If the data were collected in such a way that zero values were not recorded (not completely uncommon - amount of money spent on rutabagas last week) it might be appropriate to replace with 0, or possible other default value, without the recoding to binary.

Do you have a large enough sample for reasonable analysis without recoding?

This also is related to the idea of Imputing values for missing.

I think this question falls under the heading in the "art" part of analysis, which is possibly a nicer way of saying "it depends".

NicolasC · Posted 05-25-2018 04:24 AM

Thanks for your answer. There are indeed missing values that have a reason for being missing as you said (in my case, one of my variables is the average number of months between two orders from a customer....if this value is missing, it can imply either missing but also just simply states that only one order was made....). In the extreme case of a variables with say 70% missing values and assuming you have other relevant variables you can build a model with, I see no point taking it. Even binning (5 bins say) it and create a spare class for those missing values means that you have 1 class present for 70% of the population. Hence my initial thought to have a threshold of roughly 20%, so in a case of binning we get 5 classes of same size.

Nicolas

ballardw · Posted 05-25-2018 04:59 PM

I might start with that "binary" added variable and use it as a by group for summarizations or some basic analysis to see if there are real differences, what ever "real difference" may mean for your project when examined across those two groups. This might tell you something else about why certain variables are missing or tend to be missing.
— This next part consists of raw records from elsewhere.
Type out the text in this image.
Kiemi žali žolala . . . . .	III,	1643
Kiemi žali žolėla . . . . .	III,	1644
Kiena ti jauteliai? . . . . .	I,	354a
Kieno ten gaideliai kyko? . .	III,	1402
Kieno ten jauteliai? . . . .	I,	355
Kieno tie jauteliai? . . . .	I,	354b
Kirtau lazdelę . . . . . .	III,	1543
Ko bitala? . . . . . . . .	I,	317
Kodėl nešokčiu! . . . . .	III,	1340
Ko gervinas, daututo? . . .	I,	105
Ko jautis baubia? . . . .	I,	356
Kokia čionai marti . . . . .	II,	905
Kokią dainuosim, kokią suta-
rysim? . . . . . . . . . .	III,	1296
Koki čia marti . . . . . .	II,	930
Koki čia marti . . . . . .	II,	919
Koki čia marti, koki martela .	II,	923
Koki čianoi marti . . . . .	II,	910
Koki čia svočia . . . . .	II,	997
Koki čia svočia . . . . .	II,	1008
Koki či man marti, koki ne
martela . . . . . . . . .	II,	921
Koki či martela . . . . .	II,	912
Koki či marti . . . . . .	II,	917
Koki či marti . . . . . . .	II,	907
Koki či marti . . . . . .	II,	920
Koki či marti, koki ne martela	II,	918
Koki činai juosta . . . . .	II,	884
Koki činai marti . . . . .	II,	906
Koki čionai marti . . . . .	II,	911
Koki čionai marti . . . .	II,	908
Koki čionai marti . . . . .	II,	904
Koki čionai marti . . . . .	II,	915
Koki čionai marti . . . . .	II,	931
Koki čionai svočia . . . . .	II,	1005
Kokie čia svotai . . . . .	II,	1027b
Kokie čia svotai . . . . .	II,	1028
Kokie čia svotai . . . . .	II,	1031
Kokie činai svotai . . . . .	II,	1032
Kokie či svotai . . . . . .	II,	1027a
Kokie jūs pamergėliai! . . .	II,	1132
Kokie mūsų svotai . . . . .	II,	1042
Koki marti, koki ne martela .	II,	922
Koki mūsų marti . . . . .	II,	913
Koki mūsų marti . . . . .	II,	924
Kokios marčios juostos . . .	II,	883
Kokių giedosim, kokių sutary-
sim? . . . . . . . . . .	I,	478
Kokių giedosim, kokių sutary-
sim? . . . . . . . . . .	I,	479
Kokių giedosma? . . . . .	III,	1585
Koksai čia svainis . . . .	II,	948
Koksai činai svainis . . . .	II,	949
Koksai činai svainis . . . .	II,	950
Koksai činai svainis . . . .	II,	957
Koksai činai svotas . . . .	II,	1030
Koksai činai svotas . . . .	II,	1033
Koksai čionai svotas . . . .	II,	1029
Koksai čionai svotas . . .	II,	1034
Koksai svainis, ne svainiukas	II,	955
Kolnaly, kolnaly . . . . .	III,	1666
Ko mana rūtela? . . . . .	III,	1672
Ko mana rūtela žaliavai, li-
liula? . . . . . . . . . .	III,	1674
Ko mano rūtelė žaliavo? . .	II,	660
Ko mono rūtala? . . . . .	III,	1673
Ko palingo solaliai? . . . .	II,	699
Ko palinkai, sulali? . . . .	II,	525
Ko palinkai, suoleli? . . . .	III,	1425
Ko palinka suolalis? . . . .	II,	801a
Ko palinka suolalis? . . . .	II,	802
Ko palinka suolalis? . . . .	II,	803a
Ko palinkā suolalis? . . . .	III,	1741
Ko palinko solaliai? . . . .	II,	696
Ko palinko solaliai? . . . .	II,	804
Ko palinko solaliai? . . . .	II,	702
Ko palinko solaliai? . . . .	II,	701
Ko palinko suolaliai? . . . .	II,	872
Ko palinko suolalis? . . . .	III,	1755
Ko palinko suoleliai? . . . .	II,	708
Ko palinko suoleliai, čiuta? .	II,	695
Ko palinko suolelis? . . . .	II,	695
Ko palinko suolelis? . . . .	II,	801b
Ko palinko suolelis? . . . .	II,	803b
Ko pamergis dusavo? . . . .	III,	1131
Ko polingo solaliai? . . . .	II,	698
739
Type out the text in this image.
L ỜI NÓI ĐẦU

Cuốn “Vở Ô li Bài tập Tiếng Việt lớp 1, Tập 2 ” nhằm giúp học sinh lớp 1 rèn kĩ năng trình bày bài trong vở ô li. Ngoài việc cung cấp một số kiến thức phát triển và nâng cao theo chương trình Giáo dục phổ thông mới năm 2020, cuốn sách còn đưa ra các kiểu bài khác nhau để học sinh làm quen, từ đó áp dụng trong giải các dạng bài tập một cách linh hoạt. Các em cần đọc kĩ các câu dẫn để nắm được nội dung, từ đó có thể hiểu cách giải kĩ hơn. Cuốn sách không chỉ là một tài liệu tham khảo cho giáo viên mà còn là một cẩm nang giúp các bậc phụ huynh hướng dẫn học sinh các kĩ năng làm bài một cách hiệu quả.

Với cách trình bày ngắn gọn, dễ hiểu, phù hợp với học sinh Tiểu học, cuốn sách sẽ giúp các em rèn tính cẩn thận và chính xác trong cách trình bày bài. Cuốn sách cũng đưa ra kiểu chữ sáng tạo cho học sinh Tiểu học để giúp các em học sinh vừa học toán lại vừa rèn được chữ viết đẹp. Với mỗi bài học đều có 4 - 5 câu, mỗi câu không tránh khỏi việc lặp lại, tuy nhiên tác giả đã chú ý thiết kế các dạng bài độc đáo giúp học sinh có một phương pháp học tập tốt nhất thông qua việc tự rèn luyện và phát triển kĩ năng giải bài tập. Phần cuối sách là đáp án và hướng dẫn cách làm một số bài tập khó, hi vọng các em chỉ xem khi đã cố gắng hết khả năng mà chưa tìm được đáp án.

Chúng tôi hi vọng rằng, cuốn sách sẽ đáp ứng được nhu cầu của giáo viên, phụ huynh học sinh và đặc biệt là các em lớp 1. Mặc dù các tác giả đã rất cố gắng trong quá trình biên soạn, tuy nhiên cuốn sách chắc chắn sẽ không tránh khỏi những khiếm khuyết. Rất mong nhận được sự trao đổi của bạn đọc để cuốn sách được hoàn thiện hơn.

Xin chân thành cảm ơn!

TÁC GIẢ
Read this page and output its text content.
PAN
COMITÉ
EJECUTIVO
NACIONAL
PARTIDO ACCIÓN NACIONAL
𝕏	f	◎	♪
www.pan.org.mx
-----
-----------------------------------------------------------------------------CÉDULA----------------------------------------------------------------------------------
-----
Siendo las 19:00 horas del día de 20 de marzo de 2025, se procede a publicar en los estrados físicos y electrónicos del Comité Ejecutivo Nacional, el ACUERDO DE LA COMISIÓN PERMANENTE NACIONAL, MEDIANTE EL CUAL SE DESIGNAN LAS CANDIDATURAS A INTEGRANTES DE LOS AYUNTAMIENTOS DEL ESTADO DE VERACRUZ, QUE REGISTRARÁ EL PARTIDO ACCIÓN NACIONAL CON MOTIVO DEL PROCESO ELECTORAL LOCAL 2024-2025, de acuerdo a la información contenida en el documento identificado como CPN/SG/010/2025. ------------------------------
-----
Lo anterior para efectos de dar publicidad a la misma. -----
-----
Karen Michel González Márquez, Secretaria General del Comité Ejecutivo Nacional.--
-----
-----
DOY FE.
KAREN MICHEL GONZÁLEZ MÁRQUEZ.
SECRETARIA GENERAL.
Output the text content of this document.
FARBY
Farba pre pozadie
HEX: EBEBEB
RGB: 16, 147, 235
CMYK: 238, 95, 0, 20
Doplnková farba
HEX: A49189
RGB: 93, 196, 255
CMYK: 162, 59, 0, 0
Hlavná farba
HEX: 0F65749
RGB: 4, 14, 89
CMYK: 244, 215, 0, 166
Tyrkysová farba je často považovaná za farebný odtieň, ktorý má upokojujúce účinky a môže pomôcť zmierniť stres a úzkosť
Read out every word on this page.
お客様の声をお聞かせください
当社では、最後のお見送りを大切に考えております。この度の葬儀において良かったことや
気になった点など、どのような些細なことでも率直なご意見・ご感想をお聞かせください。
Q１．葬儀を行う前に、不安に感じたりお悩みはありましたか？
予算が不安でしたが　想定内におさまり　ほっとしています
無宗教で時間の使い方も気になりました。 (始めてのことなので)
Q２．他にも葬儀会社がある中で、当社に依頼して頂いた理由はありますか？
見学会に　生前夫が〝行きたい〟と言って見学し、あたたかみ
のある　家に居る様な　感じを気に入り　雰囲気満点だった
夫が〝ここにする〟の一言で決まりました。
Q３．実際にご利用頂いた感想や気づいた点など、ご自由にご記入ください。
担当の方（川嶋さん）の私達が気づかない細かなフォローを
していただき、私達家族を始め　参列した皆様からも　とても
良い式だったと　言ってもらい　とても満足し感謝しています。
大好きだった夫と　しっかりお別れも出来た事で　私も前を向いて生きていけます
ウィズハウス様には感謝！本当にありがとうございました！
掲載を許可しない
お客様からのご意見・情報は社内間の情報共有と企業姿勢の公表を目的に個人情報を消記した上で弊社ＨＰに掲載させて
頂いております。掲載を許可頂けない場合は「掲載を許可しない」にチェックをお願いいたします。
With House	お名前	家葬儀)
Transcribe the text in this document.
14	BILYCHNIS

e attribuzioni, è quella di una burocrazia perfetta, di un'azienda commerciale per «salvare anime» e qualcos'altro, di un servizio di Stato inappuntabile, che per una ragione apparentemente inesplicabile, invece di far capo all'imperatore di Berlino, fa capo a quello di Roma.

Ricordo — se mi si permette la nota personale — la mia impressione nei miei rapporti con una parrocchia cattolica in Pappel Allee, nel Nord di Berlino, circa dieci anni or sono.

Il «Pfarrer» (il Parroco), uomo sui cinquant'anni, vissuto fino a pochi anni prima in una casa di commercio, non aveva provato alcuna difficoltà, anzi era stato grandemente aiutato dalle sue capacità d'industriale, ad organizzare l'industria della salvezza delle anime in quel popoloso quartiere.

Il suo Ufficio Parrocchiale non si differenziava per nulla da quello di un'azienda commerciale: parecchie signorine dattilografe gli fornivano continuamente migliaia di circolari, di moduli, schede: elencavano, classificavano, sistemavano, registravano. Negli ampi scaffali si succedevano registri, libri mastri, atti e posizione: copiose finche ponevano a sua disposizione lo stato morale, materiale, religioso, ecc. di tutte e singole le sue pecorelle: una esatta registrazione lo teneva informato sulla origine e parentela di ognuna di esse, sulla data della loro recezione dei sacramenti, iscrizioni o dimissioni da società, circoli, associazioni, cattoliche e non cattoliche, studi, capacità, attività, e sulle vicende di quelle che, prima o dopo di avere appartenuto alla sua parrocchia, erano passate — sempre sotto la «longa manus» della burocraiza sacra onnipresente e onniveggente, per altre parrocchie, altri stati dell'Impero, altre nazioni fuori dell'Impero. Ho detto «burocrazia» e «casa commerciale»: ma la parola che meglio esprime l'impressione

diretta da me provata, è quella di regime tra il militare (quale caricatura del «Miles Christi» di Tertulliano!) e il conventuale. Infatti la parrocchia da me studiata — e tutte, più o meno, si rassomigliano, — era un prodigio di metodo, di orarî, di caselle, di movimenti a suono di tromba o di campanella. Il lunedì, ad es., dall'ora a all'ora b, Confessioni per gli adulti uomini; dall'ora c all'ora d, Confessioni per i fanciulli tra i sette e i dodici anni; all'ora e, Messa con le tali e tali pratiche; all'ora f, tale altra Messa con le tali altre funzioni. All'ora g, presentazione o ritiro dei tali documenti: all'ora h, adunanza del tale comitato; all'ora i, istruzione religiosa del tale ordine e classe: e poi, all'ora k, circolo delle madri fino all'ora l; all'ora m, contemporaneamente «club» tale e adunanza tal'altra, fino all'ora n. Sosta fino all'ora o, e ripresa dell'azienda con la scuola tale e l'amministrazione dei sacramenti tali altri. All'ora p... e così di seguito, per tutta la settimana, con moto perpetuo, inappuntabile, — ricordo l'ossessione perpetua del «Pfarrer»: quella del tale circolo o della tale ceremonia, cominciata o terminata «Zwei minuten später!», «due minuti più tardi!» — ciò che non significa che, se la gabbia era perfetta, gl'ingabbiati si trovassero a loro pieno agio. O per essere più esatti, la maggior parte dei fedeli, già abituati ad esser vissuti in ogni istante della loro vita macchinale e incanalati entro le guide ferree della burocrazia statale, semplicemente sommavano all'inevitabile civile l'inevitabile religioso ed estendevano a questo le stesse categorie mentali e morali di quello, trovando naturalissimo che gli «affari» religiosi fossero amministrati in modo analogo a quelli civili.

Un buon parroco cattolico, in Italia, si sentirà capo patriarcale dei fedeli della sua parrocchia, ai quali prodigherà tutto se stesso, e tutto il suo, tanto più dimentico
Suppose I am looking at a variable with many missing and summarizing income and see something like the missing variable population has a mean income of 10000, and a standard deviation of 2000 but the non-missing population has a mean income of 75,000 and sd of 12000. There may be an income related reason that things are missing (after excluding known systemic like your example of difference between 2 values means you have to have a second).

If I now luck at that variable with many missing values I might find that it represented number of bottles of a very expensive champagne purchased in the past year. A possible candidate for replacing missing with 0 and likely reflects on a data collection protocol.